Search code examples
sqlapache-spark-sqldatabricksazure-databricks

Databricks : Equivalent code for SQL query


I'm looking for the equivalent databricks code for the query. I added some sample code and the expected as well, but in particular I'm looking for the equivalent code in Databricks for the query. For the moment I'm stuck on the CROSS APPLY STRING SPLIT part.

Sample SQL data:

    CREATE TABLE FactTurnover
    (
    ID INT,
    SalesPriceExcl NUMERIC (9,4),
  Discount VARCHAR(100)
  )
 INSERT INTO FactTurnover
 VALUES 
   (1, 100, '10'),
   (2, 39.5877, '58, 12'),
   (3, 100, '50, 10, 15'),
   (4, 100, 'B')

Query:

    ;WITH CTE AS
    (
     SELECT Id, SalesPriceExcl, 
         CASE WHEN value = 'B' THEN 0
         ELSE CAST(value as int) END AS Discount
     From FactTurnover
     CROSS APPLY STRING_SPLIT(Discount, ',')
     )
     SELECT Id,  
       Min(SalesPriceExcl) AS SalesPriceExcludingDiscount,
       EXP(SUM(LOG((100 - Discount) / 100.0))) As TotalDiscount,
       Cast(EXP(SUM(LOG((100 - Discount) / 100.0))) * 
            MIN(SalesPriceExcl) As Numeric(9,2))
        PriceAfterDiscount
     FROM CTE
     GROUP BY ID

Expected Results:

| Id | SalesPriceExcludingDiscount |       TotalDiscount | PriceAfterDiscount |

|----|-----------------------------|---------------------|--------------------|

|  1 |                         100 |                 0.9 |                 90 |

|  2 |                     39.5877 | 0.36960000000000004 |              14.63 |

|  3 |                         100 | 0.38250000000000006 |              38.25 |

|  4 |                         100 |                   1 |                100 |

Solution

  • Use SPLIT to convert the comma-separated string to an array then use LATERAL VIEW and EXPLODE to do operations on the elements of that array.
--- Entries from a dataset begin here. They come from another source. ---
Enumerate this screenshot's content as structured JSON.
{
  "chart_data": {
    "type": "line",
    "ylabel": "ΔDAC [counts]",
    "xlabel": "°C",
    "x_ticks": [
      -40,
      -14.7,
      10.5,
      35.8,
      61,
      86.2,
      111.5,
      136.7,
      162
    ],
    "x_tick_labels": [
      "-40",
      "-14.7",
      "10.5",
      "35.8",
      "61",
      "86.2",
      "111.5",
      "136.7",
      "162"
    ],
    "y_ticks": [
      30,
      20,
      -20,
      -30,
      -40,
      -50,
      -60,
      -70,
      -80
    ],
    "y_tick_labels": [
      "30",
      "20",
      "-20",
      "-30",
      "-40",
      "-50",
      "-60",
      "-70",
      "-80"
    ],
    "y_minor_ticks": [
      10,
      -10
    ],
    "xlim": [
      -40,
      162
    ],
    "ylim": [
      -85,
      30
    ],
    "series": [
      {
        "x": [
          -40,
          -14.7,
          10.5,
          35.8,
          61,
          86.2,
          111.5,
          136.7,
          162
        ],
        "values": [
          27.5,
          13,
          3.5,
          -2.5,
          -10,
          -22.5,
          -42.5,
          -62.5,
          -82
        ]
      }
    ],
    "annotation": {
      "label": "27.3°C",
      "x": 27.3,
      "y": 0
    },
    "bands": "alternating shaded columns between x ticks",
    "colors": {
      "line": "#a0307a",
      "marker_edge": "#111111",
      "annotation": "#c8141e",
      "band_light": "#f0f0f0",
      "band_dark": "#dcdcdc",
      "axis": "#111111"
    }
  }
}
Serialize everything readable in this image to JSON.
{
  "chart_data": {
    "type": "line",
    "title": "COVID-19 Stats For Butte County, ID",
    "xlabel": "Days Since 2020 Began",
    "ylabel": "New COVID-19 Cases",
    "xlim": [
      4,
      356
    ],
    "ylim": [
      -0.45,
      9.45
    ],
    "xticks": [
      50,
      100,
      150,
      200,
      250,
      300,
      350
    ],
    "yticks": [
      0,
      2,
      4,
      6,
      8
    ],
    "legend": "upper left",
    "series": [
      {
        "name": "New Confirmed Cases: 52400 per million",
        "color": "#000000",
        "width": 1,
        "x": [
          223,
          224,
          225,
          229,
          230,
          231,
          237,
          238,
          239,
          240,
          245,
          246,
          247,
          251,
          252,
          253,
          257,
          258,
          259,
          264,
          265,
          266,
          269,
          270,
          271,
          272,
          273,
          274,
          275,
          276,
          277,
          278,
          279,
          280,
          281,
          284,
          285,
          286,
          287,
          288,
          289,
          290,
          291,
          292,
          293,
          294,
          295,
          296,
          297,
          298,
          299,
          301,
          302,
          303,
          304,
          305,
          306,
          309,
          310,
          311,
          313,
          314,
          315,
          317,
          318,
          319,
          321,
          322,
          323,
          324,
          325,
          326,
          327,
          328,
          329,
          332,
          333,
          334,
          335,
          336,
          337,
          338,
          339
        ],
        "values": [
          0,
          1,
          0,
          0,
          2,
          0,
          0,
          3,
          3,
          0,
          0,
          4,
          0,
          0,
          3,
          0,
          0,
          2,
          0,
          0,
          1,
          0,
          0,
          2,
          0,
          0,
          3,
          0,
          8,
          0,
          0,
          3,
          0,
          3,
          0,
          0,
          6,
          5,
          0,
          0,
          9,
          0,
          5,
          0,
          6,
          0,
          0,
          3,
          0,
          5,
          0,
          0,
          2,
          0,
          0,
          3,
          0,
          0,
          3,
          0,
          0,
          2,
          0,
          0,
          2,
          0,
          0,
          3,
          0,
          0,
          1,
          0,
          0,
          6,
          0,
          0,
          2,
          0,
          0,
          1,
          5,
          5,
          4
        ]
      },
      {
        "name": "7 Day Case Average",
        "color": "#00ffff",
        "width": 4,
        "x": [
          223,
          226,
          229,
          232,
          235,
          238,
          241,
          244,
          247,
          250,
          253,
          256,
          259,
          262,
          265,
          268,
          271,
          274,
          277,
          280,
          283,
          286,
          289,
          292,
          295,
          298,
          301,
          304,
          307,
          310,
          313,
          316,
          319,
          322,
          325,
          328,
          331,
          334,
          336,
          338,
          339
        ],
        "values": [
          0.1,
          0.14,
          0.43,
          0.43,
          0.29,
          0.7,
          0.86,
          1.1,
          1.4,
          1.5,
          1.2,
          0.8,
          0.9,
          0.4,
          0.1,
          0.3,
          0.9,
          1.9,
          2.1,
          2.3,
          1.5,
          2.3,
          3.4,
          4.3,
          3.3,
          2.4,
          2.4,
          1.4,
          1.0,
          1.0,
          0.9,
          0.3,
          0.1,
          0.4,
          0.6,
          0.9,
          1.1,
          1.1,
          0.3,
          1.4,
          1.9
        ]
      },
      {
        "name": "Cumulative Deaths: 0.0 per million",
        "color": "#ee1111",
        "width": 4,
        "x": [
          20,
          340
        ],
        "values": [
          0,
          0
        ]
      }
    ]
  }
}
The roughly equivalent syntax (including CTEs) is:

    %sql
    --SELECT * FROM FactTurnover;
    
    WITH cte AS
    (
    SELECT *
    FROM
      (
      SELECT Id, SalesPriceExcl, SPLIT ( Discount, ',' ) AS discountArray
      FROM FactTurnover
      ) x
      LATERAL VIEW EXPLODE ( discountArray ) x AS xdiscount
    )
    SELECT 
      Id,
      MIN(SalesPriceExcl) AS SalesPriceExcludingDiscount,
      EXP ( SUM( LOG( ( 100 - xdiscount ) / 100.00 ) ) ) AS TotalDiscount
    FROM cte
    GROUP BY Id
    ORDER BY Id
    

    If you are feeling brave, you could also do this using higher order functions. I've included two examples below. I would say these are harder to debug and you should probably try them performance-wise, it depends what you're comfortable with:

    %sql
    -- Convert Discount text column to array with SPLIT function and filter out value 'B' from the array
    ;WITH filterB AS (
    SELECT *, FILTER ( SPLIT ( Discount, ',' ), x -> x != 'B' ) discountArray
    FROM FactTurnover
    ), cte1 AS (
    -- Do initial calcs on array
    SELECT 
      Id,
      TRANSFORM ( discountArray, discountArray -> LOG( ( 100 - discountArray ) / 100.00 ) ) discountArray2
    FROM filterB
    )
    SELECT
      Id,
      EXP( AGGREGATE ( discountArray2, CAST( 0 AS DOUBLE ), ( x, y ) -> x + y ) ) AS x
    FROM cte1;
    
    -- all in one example
    SELECT 
        Id,
        EXP( AGGREGATE( TRANSFORM( FILTER ( SPLIT ( Discount, ',' ), x -> x != 'B' ), y -> LOG( ( 100 - y ) / 100.00 ) ), CAST( 0 AS DOUBLE ), ( z, a ) -> z + a ) )
        AS final
    FROM FactTurnover
    ORDER BY Id